Im Vorfeld der am 21. Oktober 2016 vom Bundestag verabschiedeten Novelle zum BND-Gesetz hatte sich die Hoffnung breitgemacht, dass in Zukunft nicht nur europäische, sondern alle ausländischen Bürger, Politiker und Institutionen von Ausspähungen des BND verschont bleiben würden. In einer Anhörung im Innenausschuss des Bundestages Ende September 2016 hatte Matthias Bäcker vom Karlsruher Institut für Technologie sogar die Auffassung vertreten, es sei verfassungswidrig, wenn Ausländer gegenüber Bundesbürgern schlechter gestellt und gegen Abhörmaßnahmen weniger geschützt seien.7

Durchgesetzt haben sich jedoch die Hardliner, denn das neue Gesetz zur Auslands-Fernmeldeaufklärung gewährt dem BND größere Spielräume beim Ausspähen von EU-Institutionen, EU-Mitgliedsstaaten und Unionsbürgern, sofern es der Gefahrenabwehr dient oder »wenn dabei ausschließlich Daten über Vorgänge in Drittstaaten gesammelt werden sollen, die von besonderer Relevanz für die Sicherheit der Bundesrepublik sind […] Das Besondere an dieser Regelung ist, dass nunmehr gesetzlich abgesichert ist, was vor einiger Zeit noch bestritten wurde – dass nämlich auch der BND unter Umständen ›Freunde ausspähen‹ muss«,8 analysierte eine Studie der vom Bundeskanzleramt finanzierten Stiftung Wissenschaft und Politik (SWP) im Oktober 2016. Wirtschaftsspionage wird dem BND explizit untersagt, aber die Grenzen zur Wirtschaftsaufklärung bleiben fließend.
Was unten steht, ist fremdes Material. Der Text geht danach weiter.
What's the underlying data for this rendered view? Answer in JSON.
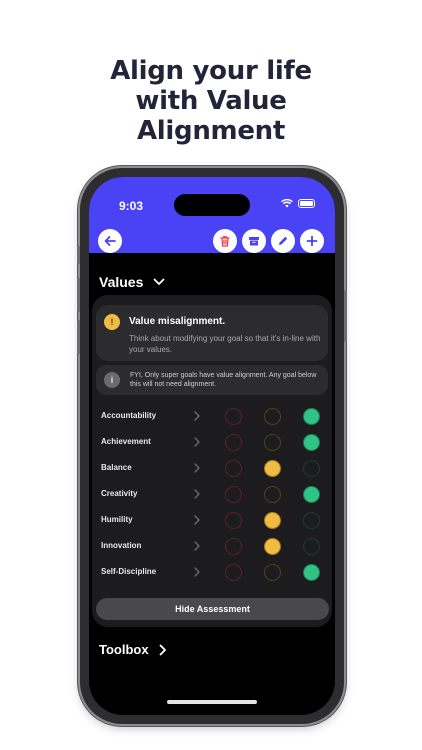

Dass die seit Jahrzehnten ausgeübte Spionage unter Freunden, auch die vom BND ausgehende, durch die neue Gesetzeslage – wenigstens zum Teil und über Gummiparagrafen abgedeckt – nun nur legalisiert wurde, ist auch ein Nachweis, den dieses Buch erbringen wird.

In der Tradition Reinhard Gehlens, der sich als Vorreiter bilateraler Zusammenarbeit mit westlichen Nachrichtendiensten gesehen hatte, machte der BND-Vizepräsident Paul Münstermann 1989 den ersten Vorschlag für einen gemeinsamen (west-)europäischen Nachrichtendienst. Kurz nachdem Ernst Uhrlau zum Geheimdienstkoordinator im Kanzleramt von Gerhard Schröder ernannt worden war, sprach er sich Ende November 1998 für eine engere Zusammenarbeit der europäischen Nachrichtendienste aus, die durch den weiteren europäischen Integrationsprozess anders verzahnt werden müsse. Nach den Anschlägen auf das World Trade Center in New York, nach den islamistischen Attentaten in Madrid und London ist es zum Mantra führender Nachrichtendienstler und Sicherheitspolitiker geworden, dass es eine weit intensivere Kooperation der Dienste bis hin zur Schaffung eines EU-Nachrichtendienstes geben müsse. Nach den Bombenanschlägen in Brüssel 2016 forderten so der Generalbundesanwalt Peter Frank und der innenpolitische Sprecher der SPD-Bundestagsfraktion Burkhard Lischka ein europäisches Terrorabwehrzentrum, und Innenminister Thomas de Maizière verlangte die Verknüpfung von verschiedenen Datentöpfen in Europa.9

Herausgekommen ist bisher nur ein wenig funktionierendes »Intelligence Sharing« beim External Action Service der Europäischen Union. Dessen Koordinator ist seit 2015 der vormalige BND-Spitzenbeamte Gerhard Conrad. Er war zuvor Resident des BND in London und damit Kontaktmann zu den hartleibigsten Nationalisten in der intelligence community der NATO-Staaten. Geradezu revolutionär kooperativ hatte sich hingegen der französische Dienst 2015 verhalten. Nach Aussagen des Technikchefs der Direction générale de la Sécurité extérieure (DGSE) Bernard Barbier gegenüber der französischen Tageszeitung Le Monde hegte sein Dienst auf Spitzenebene Pläne zur Fusion von BND und DGSE, um den US-Diensten Paroli bieten zu können. Ausgebremst worden – so Barbier – seien diese Überlegungen jedoch von französischen Politikern.10

Nationalstaatliches Denken hatte nicht zum ersten Mal das Schritthalten nachrichtendienstlichen Handelns mit den politischen und selbst militärischen Integrationsbemühungen vereitelt. Insofern ist dieses Buch auch ein Stück Ursachenforschung für die teils schleppenden, teils fehlschlagenden Bemühungen um einen supranationalen Nachrichtendienst auf EU-Ebene. Den tieferen Grund für den Geheimdienstauftrag, gerade politisch verbundenen Mitspielern in die Karten zu gucken, nannte Christopher J. Murphy, Dozent für Geheimdienststudien an der britischen Universität von Salford. Er betonte, dass es natürlich keine internationalen...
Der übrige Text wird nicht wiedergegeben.